I’m what you’d call a lifelong horror geek, and this time of the year my DVD and Blu-ray decks overheat with the likes of The Abominable Dr. Phibes and The Texas Chainsaw Massacre. Drive-in fare like The Killer Shrews and War of the Colossal Beast are personal faves from a childhood reared on WLVI Boston’s Creature Double Feature, and I’ve literally worn out a VHS of the long out-of-print The Incredible Melting Man.
But let me tell you something… the video collection can’t compete with some of the LIVE eerie effects, creepy costumes and monster moments this company has put on stage in the past decade. Here are a few highlights:
Denyce Graves is haunted by puppets and projections in DUKE BLUEBEARD'S CASTLE (2002)
From La Damnation de Faust in 2002 to The Turn of the Screw just last season, I’ve been treated to all sorts of ghostly images and visitors from the underworld, all in grand operatic scale. I’m not all that into ghost movies, but huge skull-headed spectral puppets live on stage are absolutely breathtaking.
The massive reaper from DON CARLO (2006), which looked like it stood over eight feet, was way more intimidating in person than anything portrayed on screen in LORD OF THE RINGS.
The statue-come-to-life in DON GIOVANNI (03 and 07) is downright zombie-like, as are the lost souls who drag him to the Underworld soon after.
2010's THE TURN OF THE SCREW featured both classic-style specters and nightmares right out of modern Japanese cinema.
The scares don’t stop at haunting spirits, we’ve put some pretty astounding MONSTERS on the stage, too.
In my opinion, LAO's 1990 production of WHERE THE WILD THINGS ARE had better practical costumes than the expensive digital creations of the recent film.
The Douglas Fitch-designed woodland creatures from HANSEL AND GRETEL (2006) were either whimsical or downright creepy, depending on how you felt about the electronic 'screen' eyes.
Despite their colorful execution, fairytale creations can be as scary as circus clowns are to some of us (and isn’t Pagliacci just a step away from being a slasher movie anyway?), but the nightmarish creatures of Julie Taymor’s Grendel left no room for interpretation. They were unnervingly inhuman and grotesquely asymmetrical.

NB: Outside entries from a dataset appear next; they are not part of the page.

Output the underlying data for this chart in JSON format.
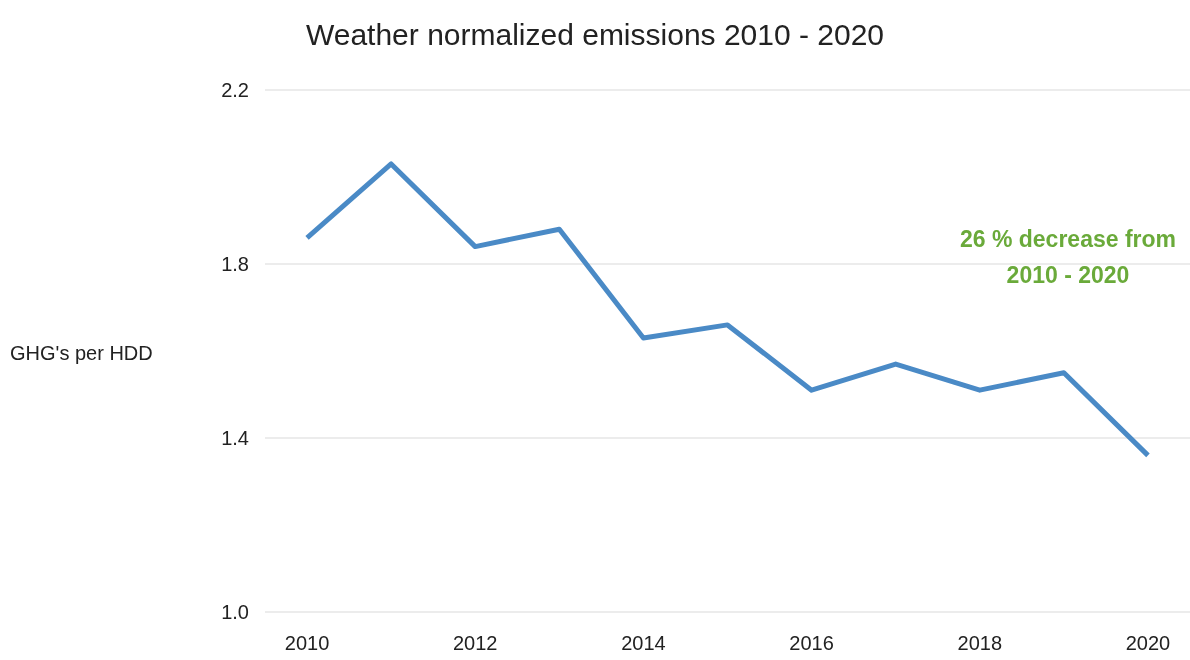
{
  "chart_data": {
    "type": "line",
    "title": "Weather normalized emissions 2010 - 2020",
    "ylabel": "GHG's per HDD",
    "categories": [
      "2010",
      null,
      "2012",
      null,
      "2014",
      null,
      "2016",
      null,
      "2018",
      null,
      "2020"
    ],
    "series": [
      {
        "color": "#4a8ac6",
        "values": [
          1.86,
          2.03,
          1.84,
          1.88,
          1.63,
          1.66,
          1.51,
          1.57,
          1.51,
          1.55,
          1.36
        ]
      }
    ],
    "ylim": [
      1.0,
      2.2
    ],
    "yticks": [
      {
        "value": 1.0,
        "label": "1.0"
      },
      {
        "value": 1.4,
        "label": "1.4"
      },
      {
        "value": 1.8,
        "label": "1.8"
      },
      {
        "value": 2.2,
        "label": "2.2"
      }
    ],
    "grid": "y",
    "marker": "none",
    "line_style": "solid",
    "annotations": [
      "26 % decrease from\n2010 - 2020"
    ]
  }
}
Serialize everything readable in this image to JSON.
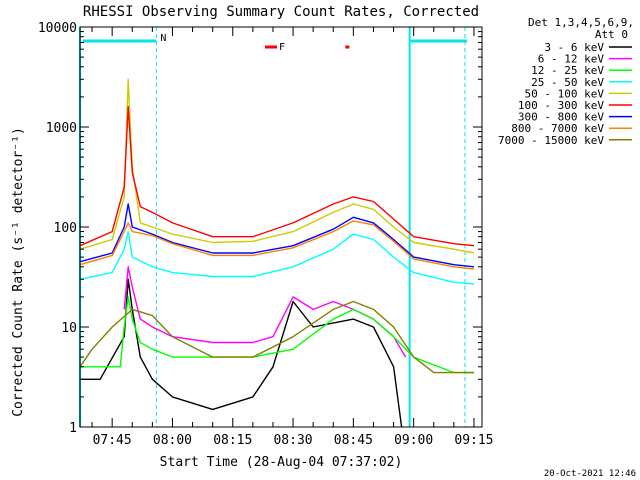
{
  "chart_data": {
    "type": "line",
    "title": "RHESSI Observing Summary Count Rates, Corrected",
    "xlabel": "Start Time (28-Aug-04 07:37:02)",
    "ylabel": "Corrected Count Rate (s⁻¹ detector⁻¹)",
    "y_scale": "log",
    "ylim": [
      1,
      10000
    ],
    "xlim": [
      "07:37",
      "09:17"
    ],
    "x_ticks": [
      "07:45",
      "08:00",
      "08:15",
      "08:30",
      "08:45",
      "09:00",
      "09:15"
    ],
    "y_ticks": [
      "1",
      "10",
      "100",
      "1000",
      "10000"
    ],
    "legend_header": [
      "Det 1,3,4,5,6,9,",
      "Att 0"
    ],
    "legend_position": "right",
    "timestamp": "20-Oct-2021 12:46",
    "annotations": {
      "night_label": "N",
      "flag_label": "F"
    },
    "series": [
      {
        "name": "3 - 6 keV",
        "color": "#000000",
        "x": [
          "07:37",
          "07:42",
          "07:48",
          "07:49",
          "07:50",
          "07:52",
          "07:55",
          "08:00",
          "08:10",
          "08:20",
          "08:25",
          "08:30",
          "08:35",
          "08:45",
          "08:50",
          "08:55",
          "08:57"
        ],
        "y": [
          3,
          3,
          8,
          30,
          15,
          5,
          3,
          2,
          1.5,
          2,
          4,
          18,
          10,
          12,
          10,
          4,
          1
        ]
      },
      {
        "name": "6 - 12 keV",
        "color": "#ff00ff",
        "x": [
          "07:48",
          "07:49",
          "07:50",
          "07:52",
          "07:55",
          "08:00",
          "08:10",
          "08:20",
          "08:25",
          "08:30",
          "08:35",
          "08:40",
          "08:45",
          "08:50",
          "08:55",
          "08:58"
        ],
        "y": [
          15,
          40,
          25,
          12,
          10,
          8,
          7,
          7,
          8,
          20,
          15,
          18,
          15,
          12,
          8,
          5
        ]
      },
      {
        "name": "12 - 25 keV",
        "color": "#00ff00",
        "x": [
          "07:37",
          "07:47",
          "07:48",
          "07:49",
          "07:50",
          "07:52",
          "07:55",
          "08:00",
          "08:10",
          "08:20",
          "08:30",
          "08:40",
          "08:45",
          "08:50",
          "08:55",
          "09:00",
          "09:10",
          "09:15"
        ],
        "y": [
          4,
          4,
          10,
          20,
          12,
          7,
          6,
          5,
          5,
          5,
          6,
          12,
          15,
          12,
          8,
          5,
          3.5,
          3.5
        ]
      },
      {
        "name": "25 - 50 keV",
        "color": "#00ffff",
        "x": [
          "07:37",
          "07:45",
          "07:48",
          "07:49",
          "07:50",
          "07:55",
          "08:00",
          "08:10",
          "08:20",
          "08:30",
          "08:40",
          "08:45",
          "08:50",
          "08:55",
          "09:00",
          "09:10",
          "09:15"
        ],
        "y": [
          30,
          35,
          60,
          90,
          50,
          40,
          35,
          32,
          32,
          40,
          60,
          85,
          75,
          50,
          35,
          28,
          27
        ]
      },
      {
        "name": "50 - 100 keV",
        "color": "#cccc00",
        "x": [
          "07:37",
          "07:45",
          "07:48",
          "07:49",
          "07:50",
          "07:52",
          "07:55",
          "08:00",
          "08:10",
          "08:20",
          "08:30",
          "08:40",
          "08:45",
          "08:50",
          "08:55",
          "09:00",
          "09:10",
          "09:15"
        ],
        "y": [
          60,
          75,
          200,
          3000,
          400,
          110,
          100,
          85,
          70,
          72,
          90,
          140,
          170,
          150,
          100,
          70,
          60,
          55
        ]
      },
      {
        "name": "100 - 300 keV",
        "color": "#ff0000",
        "x": [
          "07:37",
          "07:45",
          "07:48",
          "07:49",
          "07:50",
          "07:52",
          "07:55",
          "08:00",
          "08:10",
          "08:20",
          "08:30",
          "08:40",
          "08:45",
          "08:50",
          "08:55",
          "09:00",
          "09:10",
          "09:15"
        ],
        "y": [
          65,
          90,
          250,
          1600,
          350,
          160,
          140,
          110,
          80,
          80,
          110,
          170,
          200,
          180,
          120,
          80,
          68,
          65
        ]
      },
      {
        "name": "300 - 800 keV",
        "color": "#0000ff",
        "x": [
          "07:37",
          "07:45",
          "07:48",
          "07:49",
          "07:50",
          "07:55",
          "08:00",
          "08:10",
          "08:20",
          "08:30",
          "08:40",
          "08:45",
          "08:50",
          "08:55",
          "09:00",
          "09:10",
          "09:15"
        ],
        "y": [
          45,
          55,
          100,
          170,
          100,
          85,
          70,
          55,
          55,
          65,
          95,
          125,
          110,
          75,
          50,
          42,
          40
        ]
      },
      {
        "name": "800 - 7000 keV",
        "color": "#ff8000",
        "x": [
          "07:37",
          "07:45",
          "07:48",
          "07:49",
          "07:50",
          "07:55",
          "08:00",
          "08:10",
          "08:20",
          "08:30",
          "08:40",
          "08:45",
          "08:50",
          "08:55",
          "09:00",
          "09:10",
          "09:15"
        ],
        "y": [
          42,
          52,
          90,
          110,
          90,
          82,
          68,
          52,
          52,
          62,
          90,
          115,
          105,
          72,
          48,
          40,
          38
        ]
      },
      {
        "name": "7000 - 15000 keV",
        "color": "#808000",
        "x": [
          "07:37",
          "07:40",
          "07:45",
          "07:50",
          "07:55",
          "08:00",
          "08:10",
          "08:20",
          "08:30",
          "08:40",
          "08:45",
          "08:50",
          "08:55",
          "09:00",
          "09:05",
          "09:15"
        ],
        "y": [
          4,
          6,
          10,
          15,
          13,
          8,
          5,
          5,
          8,
          15,
          18,
          15,
          10,
          5,
          3.5,
          3.5
        ]
      }
    ]
  }
}
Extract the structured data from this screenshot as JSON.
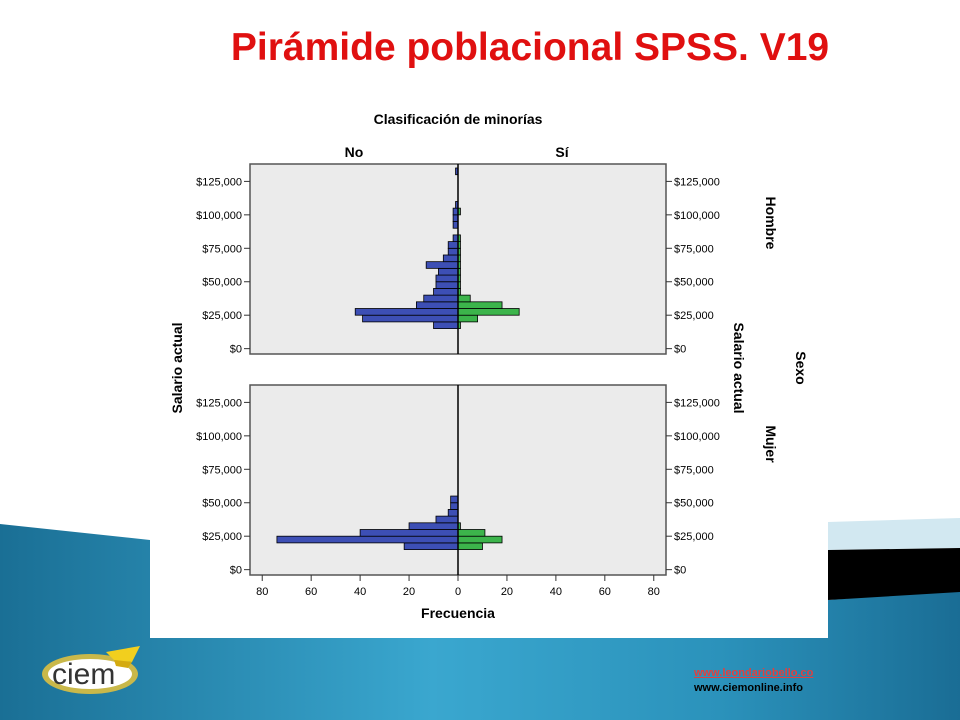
{
  "slide": {
    "title": "Pirámide poblacional SPSS. V19",
    "links": [
      "www.leondariobello.co",
      "www.ciemonline.info"
    ],
    "logo_text": "ciem"
  },
  "chart_data": {
    "type": "bar",
    "orientation": "horizontal-pyramid",
    "title": "Clasificación de minorías",
    "column_labels": [
      "No",
      "Sí"
    ],
    "row_panel_title": "Sexo",
    "row_labels": [
      "Hombre",
      "Mujer"
    ],
    "ylabel_left": "Salario actual",
    "ylabel_right": "Salario actual",
    "xlabel": "Frecuencia",
    "x_ticks": [
      80,
      60,
      40,
      20,
      0,
      20,
      40,
      60,
      80
    ],
    "x_max": 85,
    "y_ticks": [
      "$0",
      "$25,000",
      "$50,000",
      "$75,000",
      "$100,000",
      "$125,000"
    ],
    "y_tick_values": [
      0,
      25000,
      50000,
      75000,
      100000,
      125000
    ],
    "ylim": [
      -4000,
      138000
    ],
    "bin_width": 5000,
    "colors": {
      "No": "#3d4fb5",
      "Si": "#3cb44b",
      "frame": "#555555",
      "plot_bg": "#ebebeb"
    },
    "panels": [
      {
        "sexo": "Hombre",
        "no": [
          {
            "bin": 15000,
            "count": 10
          },
          {
            "bin": 20000,
            "count": 39
          },
          {
            "bin": 25000,
            "count": 42
          },
          {
            "bin": 30000,
            "count": 17
          },
          {
            "bin": 35000,
            "count": 14
          },
          {
            "bin": 40000,
            "count": 10
          },
          {
            "bin": 45000,
            "count": 9
          },
          {
            "bin": 50000,
            "count": 9
          },
          {
            "bin": 55000,
            "count": 8
          },
          {
            "bin": 60000,
            "count": 13
          },
          {
            "bin": 65000,
            "count": 6
          },
          {
            "bin": 70000,
            "count": 4
          },
          {
            "bin": 75000,
            "count": 4
          },
          {
            "bin": 80000,
            "count": 2
          },
          {
            "bin": 90000,
            "count": 2
          },
          {
            "bin": 95000,
            "count": 2
          },
          {
            "bin": 100000,
            "count": 2
          },
          {
            "bin": 105000,
            "count": 1
          },
          {
            "bin": 130000,
            "count": 1
          }
        ],
        "si": [
          {
            "bin": 15000,
            "count": 1
          },
          {
            "bin": 20000,
            "count": 8
          },
          {
            "bin": 25000,
            "count": 25
          },
          {
            "bin": 30000,
            "count": 18
          },
          {
            "bin": 35000,
            "count": 5
          },
          {
            "bin": 40000,
            "count": 1
          },
          {
            "bin": 45000,
            "count": 1
          },
          {
            "bin": 50000,
            "count": 1
          },
          {
            "bin": 55000,
            "count": 1
          },
          {
            "bin": 60000,
            "count": 1
          },
          {
            "bin": 65000,
            "count": 1
          },
          {
            "bin": 70000,
            "count": 1
          },
          {
            "bin": 75000,
            "count": 1
          },
          {
            "bin": 80000,
            "count": 1
          },
          {
            "bin": 100000,
            "count": 1
          }
        ]
      },
      {
        "sexo": "Mujer",
        "no": [
          {
            "bin": 15000,
            "count": 22
          },
          {
            "bin": 20000,
            "count": 74
          },
          {
            "bin": 25000,
            "count": 40
          },
          {
            "bin": 30000,
            "count": 20
          },
          {
            "bin": 35000,
            "count": 9
          },
          {
            "bin": 40000,
            "count": 4
          },
          {
            "bin": 45000,
            "count": 3
          },
          {
            "bin": 50000,
            "count": 3
          }
        ],
        "si": [
          {
            "bin": 15000,
            "count": 10
          },
          {
            "bin": 20000,
            "count": 18
          },
          {
            "bin": 25000,
            "count": 11
          },
          {
            "bin": 30000,
            "count": 1
          }
        ]
      }
    ]
  }
}
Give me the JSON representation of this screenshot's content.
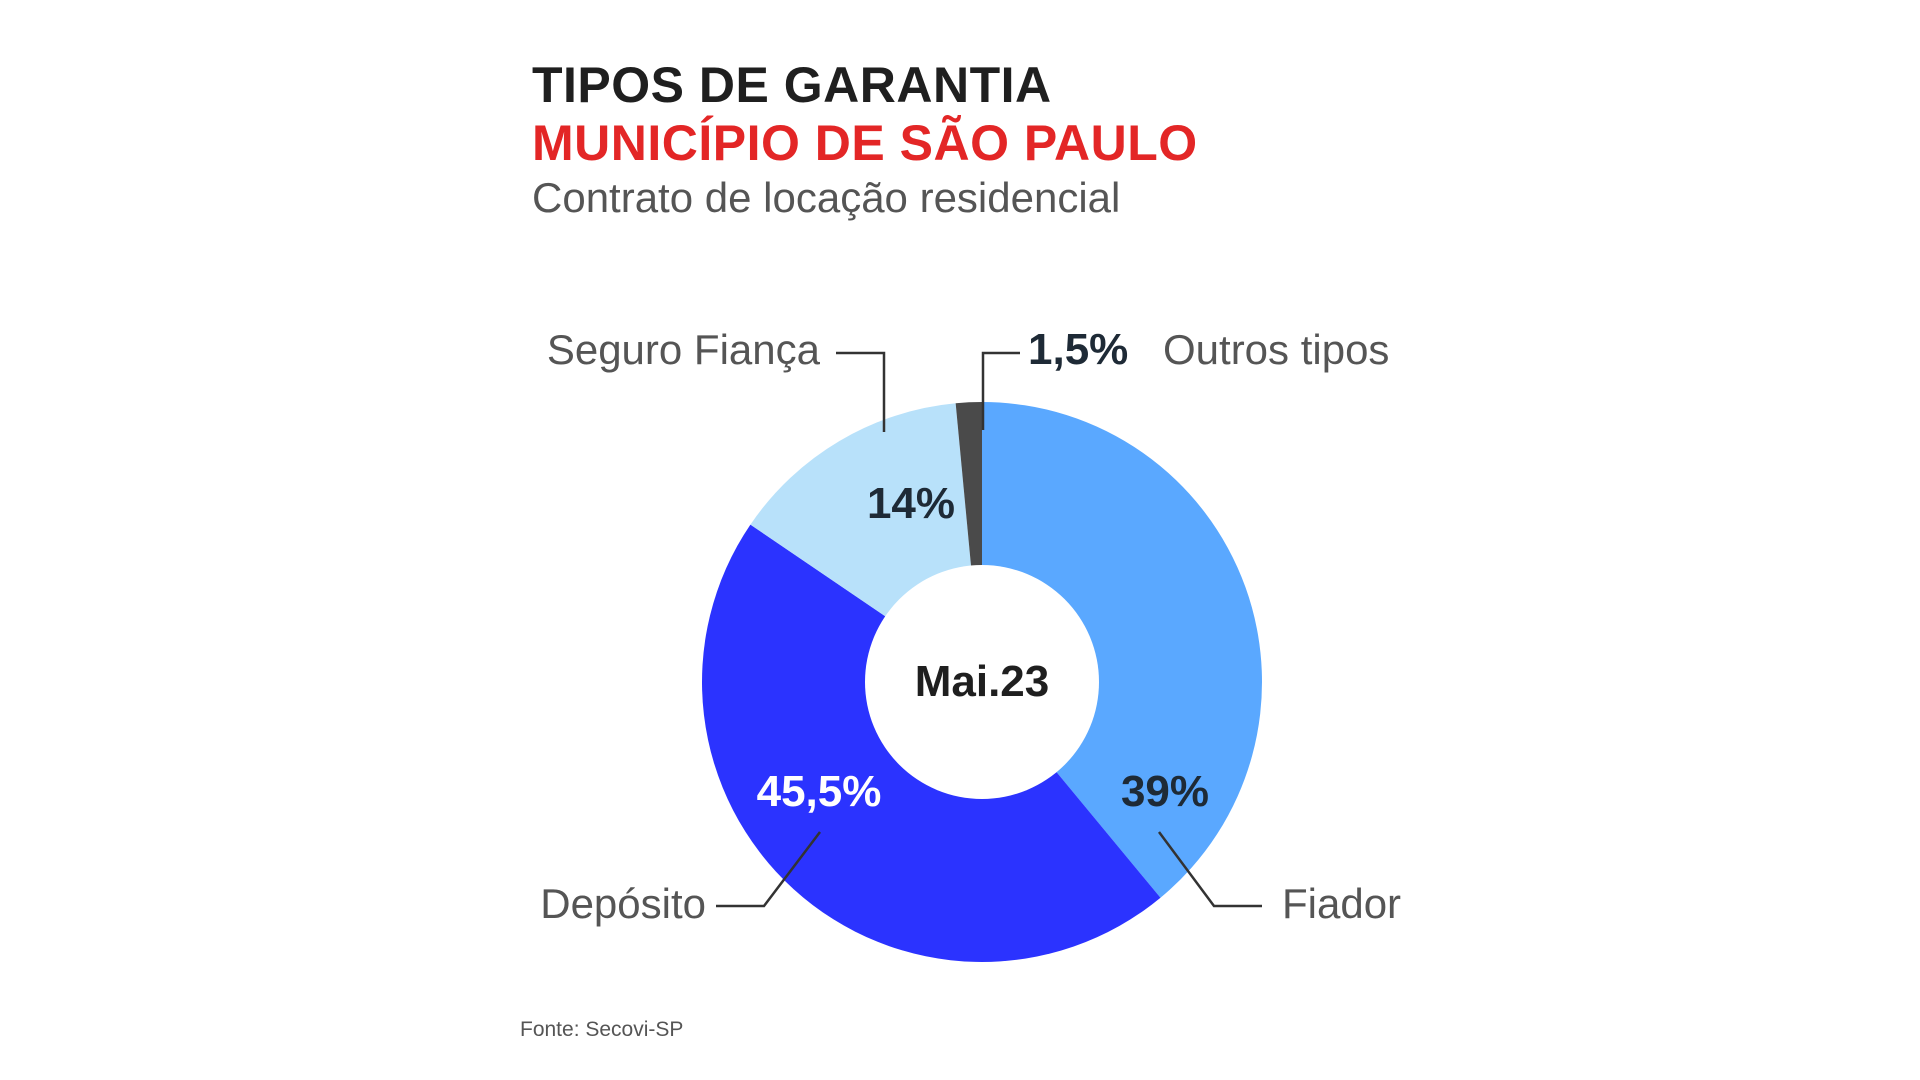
{
  "header": {
    "title": "TIPOS DE GARANTIA",
    "subtitle": "MUNICÍPIO DE SÃO PAULO",
    "description": "Contrato de locação residencial",
    "subtitle_color": "#e32626"
  },
  "footer": {
    "source": "Fonte: Secovi-SP"
  },
  "chart_data": {
    "type": "pie",
    "style": "donut",
    "center_label": "Mai.23",
    "slices": [
      {
        "label": "Fiador",
        "value": 39,
        "value_label": "39%",
        "color": "#5aa8ff"
      },
      {
        "label": "Depósito",
        "value": 45.5,
        "value_label": "45,5%",
        "color": "#2b33ff"
      },
      {
        "label": "Seguro Fiança",
        "value": 14,
        "value_label": "14%",
        "color": "#b8e1fa"
      },
      {
        "label": "Outros tipos",
        "value": 1.5,
        "value_label": "1,5%",
        "color": "#4a4a4a"
      }
    ]
  }
}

These primitive abominations spawn the more man-like Grendel. The monster-as-protagonist was not only more humanoid, he was the most human character in the opera. It’s a widely popular theme in monster movies, going back to King Kong and Boris Karloff’s child-like monster in Frankenstein in the 1930s. We’re the creature. The marginalized, misfits and misunderstood of the world relate to the lagoon monsters and transformed un-men spurned by damsels in distress and hostile villagers alike.

Of course, the more singing a creature has to do, the more free the face has to be. Denyce Graves’ dragon, with three supporting vocalists as the tail, was actually more of a traditional opera costume.
But no one… and I mean NO ONE… did more heroic above-and-beyond singing in a monster suit than Daniel Okulitch in 2008′s The Fly!

David Cronenberg’s first foray into opera was technically a reinterpretation of his landmark 1986 film, but it had a firm foot in the 1958 original as well. The Fly is an evolution of the familiar mad scientist theme, but with a more sympathetic lead. Seth Brundle isn’t a hand-gnashing madman cackling like a lunatic in his ominous lab. He’s brilliant, he’s onto something big, and in a very human moment of weakness and impatience makes a small mistake with unimaginably profound consequences. (Hmm, sounds like opera, doesn’t it?) All he tries to do from there is get back to being human, but the paths he takes go more and more wrong until the ultimate tragic conclusion.

Two latex-based creature suits, created by Mark Rappaport/Creature Effects, turned baritone into beast in The Fly. The first being simple lab clothes with lumpy semi-insectoid arms and head attached. This half-way creature look (lovingly referred to as “pants monsters” by the fan community) evoked the classic dirt-cheap B-movies of the 50s and 60s – The Hideous Sun Demon coming immediately to mind.

The stage-two transformation was a full-body suit. Now as any monster movie buff knows, all full-body suits harken back to The Creature from the Black Lagoon, and the opera’s costume did its pedigree proud. But this suit had some special needs no movie gear ever had to deal with: the wearer had to sing in it. And sing suspended upside down from a scaffolding!

The Fly ended with a cinema-quality puppet/suit emerging from a smoking piece of retro lab tech. The man succumbed to monster, and the monster met its end, returning the Dorothy Chandler Pavilion stage to the relative tranquility of crazed knife-wielding lovers and bloody political intrigue.
And while I fully realize it is not The Fly, but Butterfly that keeps us open, as a monster movie buff I’m honored to have been here to see some amazing live stuff on stage.